Sobrevivente ao câncer tende a mudar estilo de vida

Cuidados paliativos não são o suficiente para tratar de aspectos psicológicos da doença (Imagem: YanaVasileva | iStock)

Pessoas que superam o câncer procuram mudar a forma com que viviam antes da doença, pontuou uma pesquisa feita no Instituto de Psicologia da Universidade de São Paulo (IP-USP). Igor Bueno, autor da dissertação, explica que, após muitas experiências por vezes traumáticas vinculadas aos tratamentos, existe uma tendência de ressignificar papéis antes assumidos, como de provedor da família ou cuidador, e de valorizar partes da vida que antes não eram tão valorizadas. O estudo foi feito a partir de uma série de entrevistas com indivíduos que se encaixavam na linha de corte de 2 a 7 anos após o fim dos tratamentos, e pautou-se em análises qualitativas semi-estruturadas do “eu” após o câncer e das estruturas do “eu”.

O complexo do “eu”, ou ego, explica Bueno, é um termo utilizado pela Psicologia Analítica de Jung. Representa o centro da consciência de um indivíduo, ou seja, toda noção que ele tem de si (qualidades, defeitos, personalidade), além de mediar a consciência e a inconsciência. Também é responsável por organizar sentimentos, recordações e pensamentos, e filtrar as experiências do dia-a-dia que serão “vividas” pelo consciente e as que serão delegadas ao inconsciente, na forma de sonhos, desejos, medos, potencial criativo. Segundo o pesquisador, essas transformações na forma de ver o mundo e de viver advêm do “complexo do eu”.

Como o “eu” é essa estrutura organizadora do ser, uma doença tal qual o câncer pode o desorganizar, desestabilizar. Bueno explica: “O ‘eu’ é uma instância importante para aguentarmos as dificuldades da vida. Buscamos recursos dentro de nós para superar alguma coisa e, como o câncer significa um risco muito grande à vida, o ‘eu’ acaba se desgastando muito”. Nesse sentido, a identidade do próprio indivíduo que sofre com a doença se torna fragilizada e passa a questionar valores antes muito bem assentados e estabelecidos.
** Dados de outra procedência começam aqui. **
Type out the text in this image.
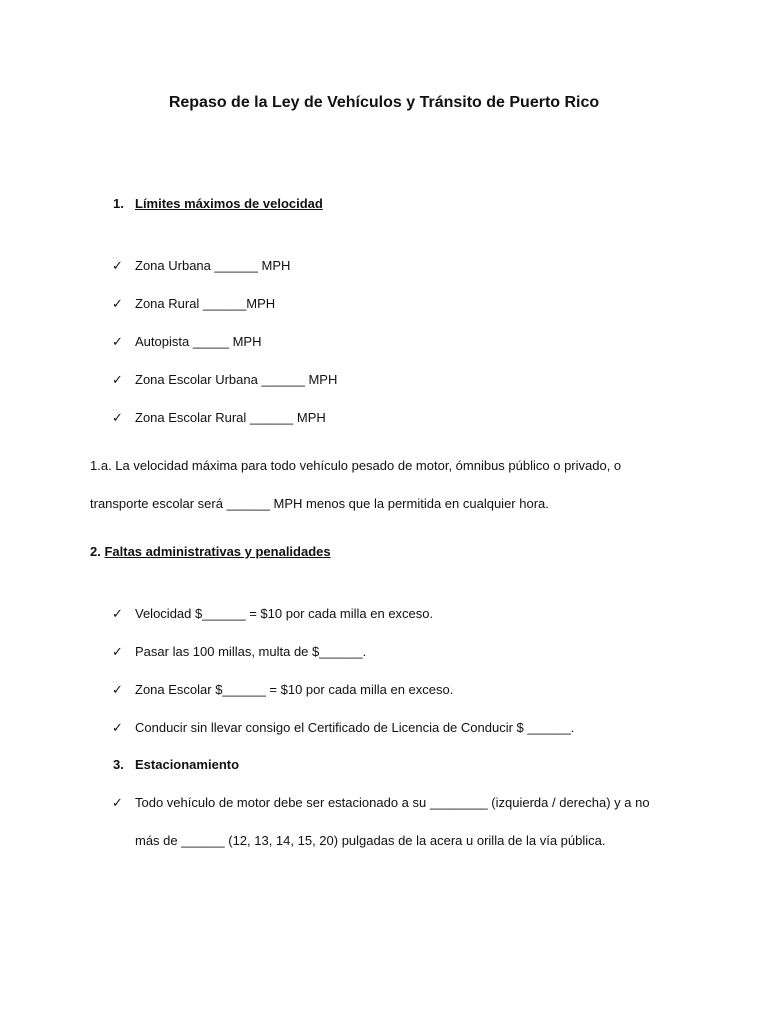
Repaso de la Ley de Vehículos y Tránsito de Puerto Rico
1. Límites máximos de velocidad
✓ Zona Urbana ______ MPH
✓ Zona Rural ______MPH
✓ Autopista _____ MPH
✓ Zona Escolar Urbana ______ MPH
✓ Zona Escolar Rural ______ MPH
1.a. La velocidad máxima para todo vehículo pesado de motor, ómnibus público o privado, o
transporte escolar será ______ MPH menos que la permitida en cualquier hora.
2. Faltas administrativas y penalidades
✓ Velocidad $______ = $10 por cada milla en exceso.
✓ Pasar las 100 millas, multa de $______.
✓ Zona Escolar $______ = $10 por cada milla en exceso.
✓ Conducir sin llevar consigo el Certificado de Licencia de Conducir $ ______.
3. Estacionamiento
✓ Todo vehículo de motor debe ser estacionado a su ________ (izquierda / derecha) y a no
más de ______ (12, 13, 14, 15, 20) pulgadas de la acera u orilla de la vía pública.
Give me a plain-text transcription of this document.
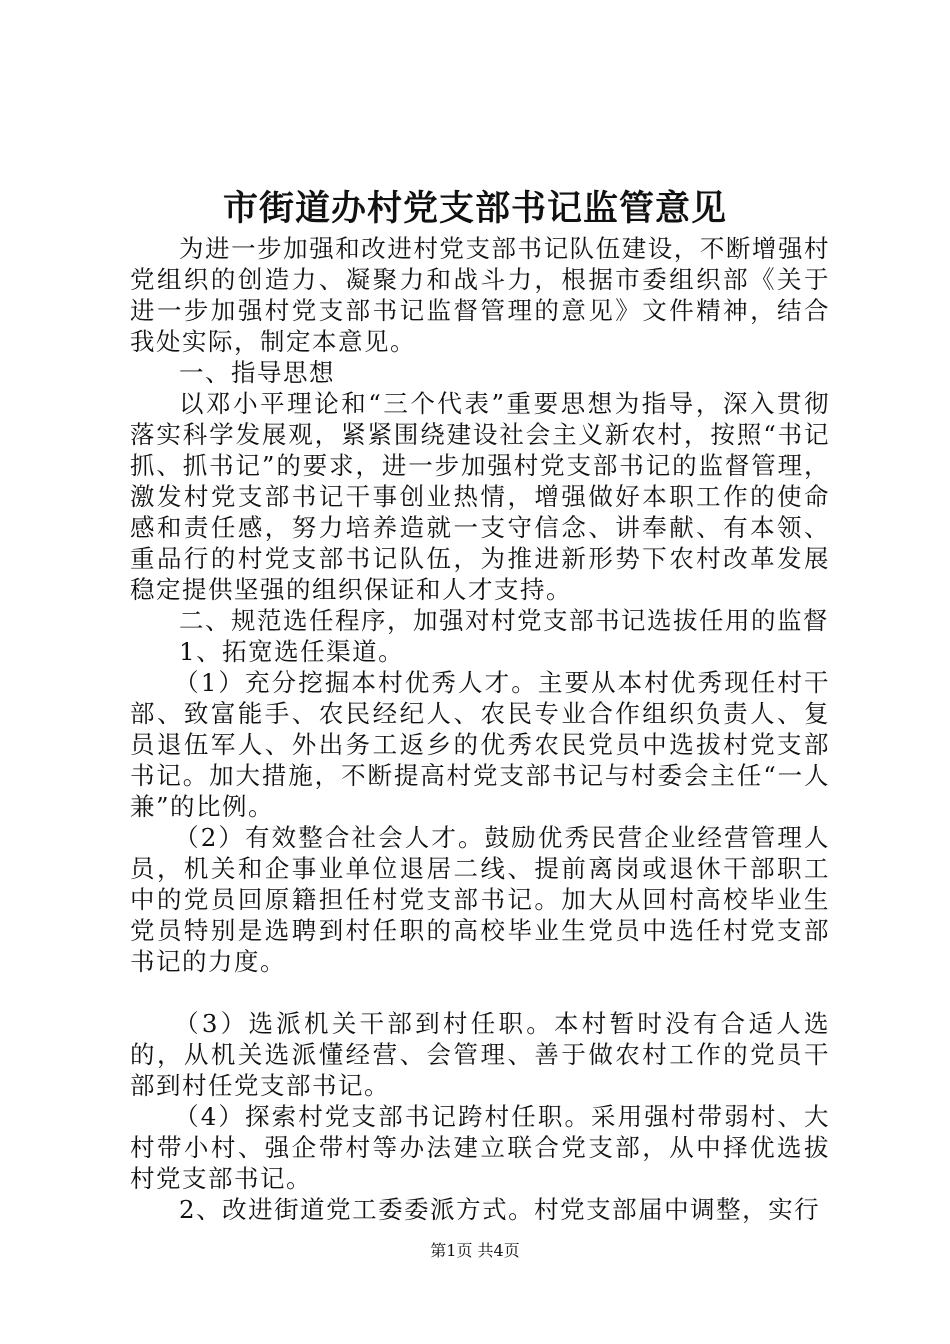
市街道办村党支部书记监管意见

为进一步加强和改进村党支部书记队伍建设，不断增强村党组织的创造力、凝聚力和战斗力，根据市委组织部《关于进一步加强村党支部书记监督管理的意见》文件精神，结合我处实际，制定本意见。

一、指导思想

以邓小平理论和“三个代表”重要思想为指导，深入贯彻落实科学发展观，紧紧围绕建设社会主义新农村，按照“书记抓、抓书记”的要求，进一步加强村党支部书记的监督管理，激发村党支部书记干事创业热情，增强做好本职工作的使命感和责任感，努力培养造就一支守信念、讲奉献、有本领、重品行的村党支部书记队伍，为推进新形势下农村改革发展稳定提供坚强的组织保证和人才支持。

二、规范选任程序，加强对村党支部书记选拔任用的监督

1、拓宽选任渠道。

（1）充分挖掘本村优秀人才。主要从本村优秀现任村干部、致富能手、农民经纪人、农民专业合作组织负责人、复员退伍军人、外出务工返乡的优秀农民党员中选拔村党支部书记。加大措施，不断提高村党支部书记与村委会主任“一人兼”的比例。

（2）有效整合社会人才。鼓励优秀民营企业经营管理人员，机关和企事业单位退居二线、提前离岗或退休干部职工中的党员回原籍担任村党支部书记。加大从回村高校毕业生党员特别是选聘到村任职的高校毕业生党员中选任村党支部书记的力度。

（3）选派机关干部到村任职。本村暂时没有合适人选的，从机关选派懂经营、会管理、善于做农村工作的党员干部到村任党支部书记。

（4）探索村党支部书记跨村任职。采用强村带弱村、大村带小村、强企带村等办法建立联合党支部，从中择优选拔村党支部书记。

2、改进街道党工委委派方式。村党支部届中调整，实行

第1页 共4页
Bueno exemplifica com o papel do trabalho: uma pessoa que antes vivia em função de sua profissão acaba por valorizar outras áreas da vida que antes não eram valorizadas, como prazeres do corpo e espiritualidade.

E sobre essa busca por valorizar o corpo e esferas espirituais, Bueno comenta que é estabelecida uma ambiguidade: ao mesmo tempo em há uma tentativa hedonista de apreciar mais experiências corporais, há também uma procura por conexões com aspectos transcendentais, não tão ligados à vida material. Ela ocorre porque o “eu”, partindo da necessidade de criar uma integridade como base para seu funcionamento, tenta balancear esses dois lados, mas não necessariamente consegue equilibrar, tampouco reconhecer, que essa ambiguidade existe. “Pode ter uma pessoa que se apega muito à religião depois da doença, mas que, numa esfera social, se torna mais ‘egoísta’ por priorizar prazeres mais imediatos e por não ter paciência, por exemplo, a situações ou pessoas que ela não gosta”, explica o pesquisador.

Bueno também relata que muitos dos participantes sofreram uma inversão, ou metanoia, dentro da perspectiva junguiana. Ela faz parte de um processo de desenvolvimento maior da personalidade que vai além do “eu” e tange todos os aspectos da personalidade consciente e inconsciente do indivíduo. “A metanoia é uma inversão de valores que acontece em todo mundo, mas que é catalisada pela doença: uma pessoa que está muito mais adaptada a viver de uma forma extrovertida passa a ser mais introvertida, e vice-versa”, explica.

Ele acrescenta ainda que, embora esses já fossem resultados um tanto esperados, era necessário um estudo que os analisasse em profundidade: “Parece óbvio dizer que quem supera um câncer procura viver de outra maneira, mas acho que era necessário um estudo que comprovasse isso de alguma forma. Fala-se muito de cuidados paliativos e preventivos, mas pouco sobre o psicológico de quem supera a doença”.

Além disso, reitera que os participantes que passam pelo câncer ainda precisam de suporte psicológico e assistencial: “A experiência é muito chocante e esse ‘eu’, o centro de organização da consciência, ainda está abalado. São anos depois do fim dos tratamentos e as pessoas ainda apresentam sintomas e sinais psicológicos que mostram que falta um processo de reelaboração do ‘eu’”.